Бердичевского владыка усадил на кровать, себе пододвинул стул. Помолчали. Митрофаний смотрел на Матвея Бенционовича, тот — в стену.
— Матвей, неужто вправду меня не узнал? — не выдержал преосвященный.
Только тогда Бердичевский перевёл на него взгляд. Помигал, сказал неуверенно:
— Вы ведь духовная особа? Вот и панагия у вас на груди. Ваше лицо мне знакомо. Должно быть, я вас во сне видел.
— А ты меня потрогай. Я тебе не снюсь. Разве ты не рад мне?
Матвей Бенционович послушно потрогал посетителя за рукав. Вежливо ответил:
— Отчего же, очень рад.
Посмотрел на владыку ещё и вдруг заплакал — тихонько, без голоса, но со многими слезами.
Проявлению чувств, пускай даже такому, Митрофаний обрадовался. Принялся поглаживать убогого по голове и сам всё приговаривал:
— Поплачь, поплачь, со слезами из души яд выходит.
Но Бердичевский, кажется, пристроился плакать надолго. Всё лил слёзы, лил, и что-то очень уж монотонно. И плач был странный, похожий на затяжную осеннюю морось. Преосвященный весь свой платок измочил, утирая духовному сыну лицо, а платок был изрядный, мало не в аршин.
Нахмурился епископ.
— Ну-ну, поплакал и будет. Я ведь к тебе с хорошими вестями, очень хорошими.
Матвей Бенционович покорно похлопал глазами, и те немедленно высохли.
— Это хорошо, когда хорошие вести, — заметил он.
Митрофаний подождал вопроса, не дождался. Тогда объявил торжественно:
— Тебе производство в следующий чин пришло. Поздравляю. Ты ведь давно ждёшь. Теперь ты статский советник.
— Мне статским советником быть нельзя. — Бердичевский рассудительно наморщил лоб. — Сумасшедшие не могут носить чин пятого класса, это воспрещено законом.
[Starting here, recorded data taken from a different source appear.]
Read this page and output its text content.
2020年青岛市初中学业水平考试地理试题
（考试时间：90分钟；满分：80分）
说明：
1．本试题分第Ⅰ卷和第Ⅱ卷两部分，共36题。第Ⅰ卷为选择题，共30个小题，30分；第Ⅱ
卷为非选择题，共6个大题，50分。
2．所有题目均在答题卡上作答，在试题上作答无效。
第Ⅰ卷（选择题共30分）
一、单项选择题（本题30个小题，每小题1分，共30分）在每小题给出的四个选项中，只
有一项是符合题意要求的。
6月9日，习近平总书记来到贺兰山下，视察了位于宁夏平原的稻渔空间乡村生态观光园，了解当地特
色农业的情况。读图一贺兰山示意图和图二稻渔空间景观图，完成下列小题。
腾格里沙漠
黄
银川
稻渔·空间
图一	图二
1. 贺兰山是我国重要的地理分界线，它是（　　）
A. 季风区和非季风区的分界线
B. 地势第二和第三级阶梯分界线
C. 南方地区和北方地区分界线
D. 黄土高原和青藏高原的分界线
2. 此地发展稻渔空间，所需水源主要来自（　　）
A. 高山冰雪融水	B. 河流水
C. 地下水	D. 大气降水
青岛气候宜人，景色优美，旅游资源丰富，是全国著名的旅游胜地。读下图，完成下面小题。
— Ещё как могут, — попробовал шутить владыка. — Я знаю особ даже четвёртого и, страшно вымолвить, третьего класса, которым самое место в скорбном доме.
— Да? — немножко удивился Матвей Бенционович. — А между тем артикул государственной службы этого совершенно не допускает.
Снова помолчали.
— Но это ещё не главная моя весть. — Епископ хлопнул Бердичевского по колену — тот вздрогнул и плаксиво сморщился. — У тебя ведь мальчик родился, сын! Здоровенький, и Маша здорова.
— Это очень хорошо, — кивнул товарищ прокурора, — когда все здоровы. Без здоровья ничто не приносит счастья — ни слава, ни богатство.